Overeenkomstig artikel 395, lid 2, van Richtlijn 2006/112/EG heeft de Commissie de overige lidstaten bij brieven van 15 september 2015 van het verzoek van Oostenrijk en Duitsland in kennis gesteld. De Commissie heeft Oostenrijk en Duitsland bij brieven van 17 september 2015 meegedeeld dat zij over alle gegevens beschikte die zij nodig achtte voor de beoordeling van het verzoek.
Overeenkomstig artikel 168 van Richtlijn 2006/112/EG mag een belastingplichtige de btw op de goederen en diensten die hij voor zijn belaste handelingen aanschaft, in mindering brengen. Overeenkomstig artikel 168 bis, lid 1, van Richtlijn 2006/112/EG is de btw op uitgaven in verband met een onroerend goed dat deel uitmaakt van het bedrijfsvermogen van een belastingplichtige en zowel voor bedrijfs- als voor andere dan bedrijfsdoeleinden wordt gebruikt, slechts aftrekbaar naar evenredigheid van het gebruik van dat goed voor de bedrijfsactiviteiten van de belastingplichtige. Overeenkomstig artikel 168 bis, lid 2, van Richtlijn 2006/112/EG kunnen de lidstaten deze regel ook toepassen voor uitgaven in verband met andere door hen gespecificeerde goederen die deel uitmaken van het bedrijfsvermogen.

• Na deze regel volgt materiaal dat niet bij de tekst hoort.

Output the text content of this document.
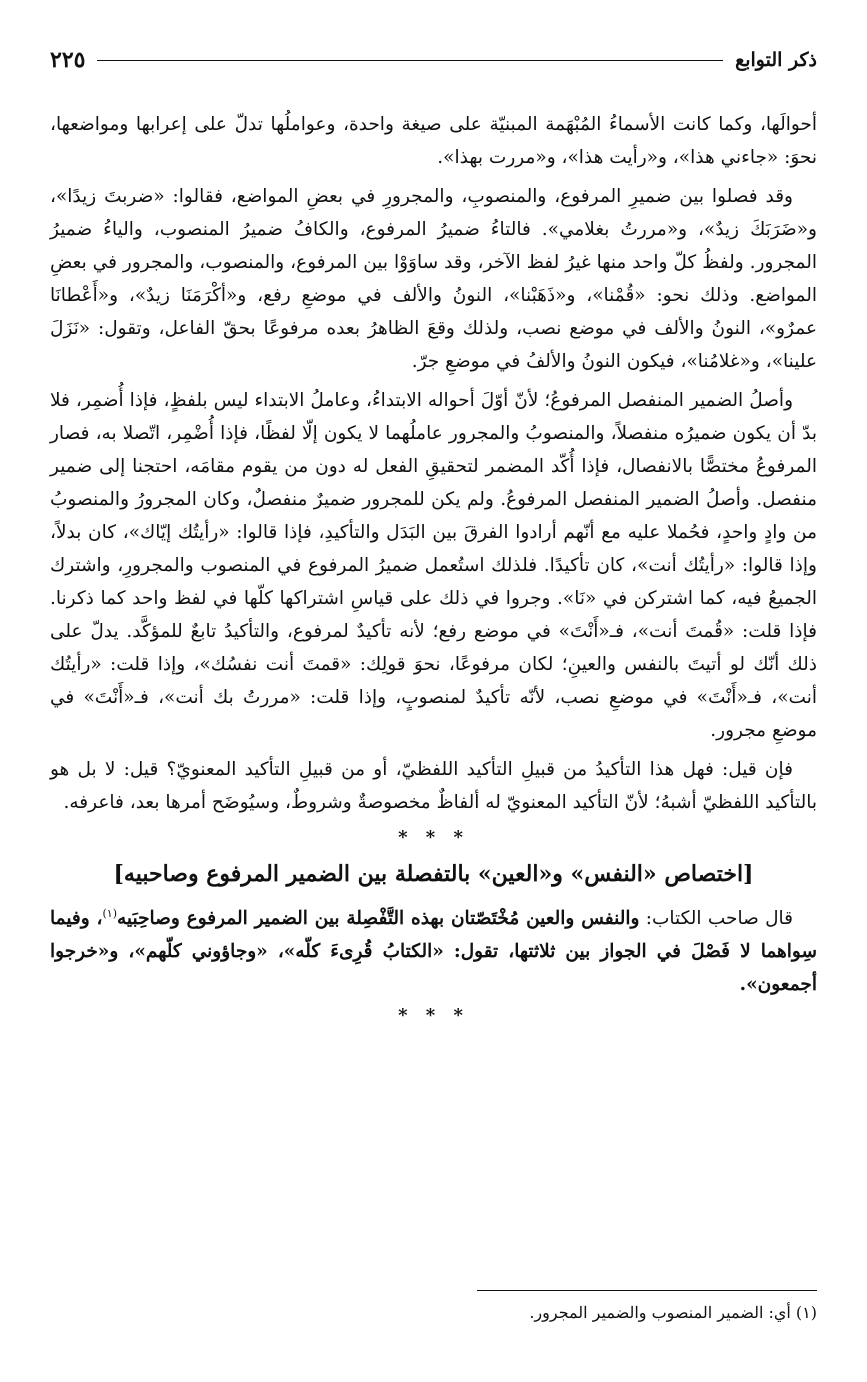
ذكر التوابع
٢٢٥

أحوالَها، وكما كانت الأسماءُ المُبْهَمة المبنيّة على صيغة واحدة، وعواملُها تدلّ على إعرابها ومواضعها، نحوَ: «جاءني هذا»، و«رأيت هذا»، و«مررت بهذا».

وقد فصلوا بين ضميرِ المرفوع، والمنصوبِ، والمجرورِ في بعضِ المواضع، فقالوا: «ضربتَ زيدًا»، و«ضَرَبَكَ زيدٌ»، و«مررتُ بغلامي». فالتاءُ ضميرُ المرفوع، والكافُ ضميرُ المنصوب، والياءُ ضميرُ المجرور. ولفظُ كلّ واحد منها غيرُ لفظ الآخر، وقد ساوَوْا بين المرفوع، والمنصوب، والمجرور في بعضِ المواضع. وذلك نحو: «قُمْنا»، و«ذَهَبْنا»، النونُ والألف في موضعِ رفع، و«أكْرَمَنَا زيدٌ»، و«أَعْطانَا عمرٌو»، النونُ والألف في موضع نصب، ولذلك وقعَ الظاهرُ بعده مرفوعًا بحقّ الفاعل، وتقول: «نَزَلَ علينا»، و«غلامُنا»، فيكون النونُ والألفُ في موضعِ جرّ.

وأصلُ الضمير المنفصل المرفوعُ؛ لأنّ أوّلَ أحواله الابتداءُ، وعاملُ الابتداء ليس بلفظٍ، فإذا أُضمِر، فلا بدّ أن يكون ضميرُه منفصلاً، والمنصوبُ والمجرور عاملُهما لا يكون إلّا لفظًا، فإذا أُضْمِر، اتّصلا به، فصار المرفوعُ مختصًّا بالانفصال، فإذا أُكّد المضمر لتحقيقِ الفعل له دون من يقوم مقامَه، احتجنا إلى ضمير منفصل. وأصلُ الضمير المنفصل المرفوعُ. ولم يكن للمجرور ضميرٌ منفصلٌ، وكان المجرورُ والمنصوبُ من وادٍ واحدٍ، فحُملا عليه مع أنّهم أرادوا الفرقَ بين البَدَل والتأكيدِ، فإذا قالوا: «رأيتُك إيّاك»، كان بدلاً، وإذا قالوا: «رأيتُك أنت»، كان تأكيدًا. فلذلك استُعمل ضميرُ المرفوع في المنصوب والمجرورِ، واشترك الجميعُ فيه، كما اشتركن في «نَا». وجروا في ذلك على قياسِ اشتراكها كلّها في لفظ واحد كما ذكرنا. فإذا قلت: «قُمتَ أنت»، فـ«أَنْتَ» في موضع رفع؛ لأنه تأكيدٌ لمرفوع، والتأكيدُ تابعٌ للمؤكَّد. يدلّ على ذلك أنّك لو أتيتَ بالنفس والعينِ؛ لكان مرفوعًا، نحوَ قولِك: «قمتَ أنت نفسُك»، وإذا قلت: «رأيتُك أنت»، فـ«أَنْتَ» في موضعِ نصب، لأنّه تأكيدٌ لمنصوبٍ، وإذا قلت: «مررتُ بك أنت»، فـ«أَنْتَ» في موضعِ مجرور.

فإن قيل: فهل هذا التأكيدُ من قبيلِ التأكيد اللفظيّ، أو من قبيلِ التأكيد المعنويّ؟ قيل: لا بل هو بالتأكيد اللفظيّ أشبهُ؛ لأنّ التأكيد المعنويّ له ألفاظٌ مخصوصةٌ وشروطٌ، وسيُوضَح أمرها بعد، فاعرفه.

* * *
[اختصاص «النفس» و«العين» بالتفصلة بين الضمير المرفوع وصاحبيه]

قال صاحب الكتاب: والنفس والعين مُخْتَصّتان بهذه التَّفْصِلة بين الضمير المرفوع وصاحِبَيه$^{(١)}$، وفيما سِواهما لا فَصْلَ في الجواز بين ثلاثتها، تقول: «الكتابُ قُرِىءَ كلّه»، «وجاؤوني كلّهم»، و«خرجوا أجمعون».

* * *
(١) أي: الضمير المنصوب والضمير المجرور.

De door Oostenrijk en Duitsland gevraagde maatregel wijkt af van deze beginselen en sluit de btw op goederen en diensten die door een belastingplichtige voor meer dan 90 % voor privé- of andere dan bedrijfsdoeleinden worden gebruikt, inclusief niet-economische activiteiten, volledig uit van het recht op aftrek.
De machtiging voor de derogatiemaatregel voor Oostenrijk werd oorspronkelijk verleend bij Beschikking 2004/866/EG van de Raad van 13 december 2004 tot en met 31 december 2009 en werd opnieuw verleend bij Uitvoeringsbesluit 2009/1013/EU van de Raad van 22 december 2009 tot en met 31 december 2012 en bij Uitvoeringsbesluit 2012/705/EU van de Raad van 13 november 2012 tot en met 31 december 2015.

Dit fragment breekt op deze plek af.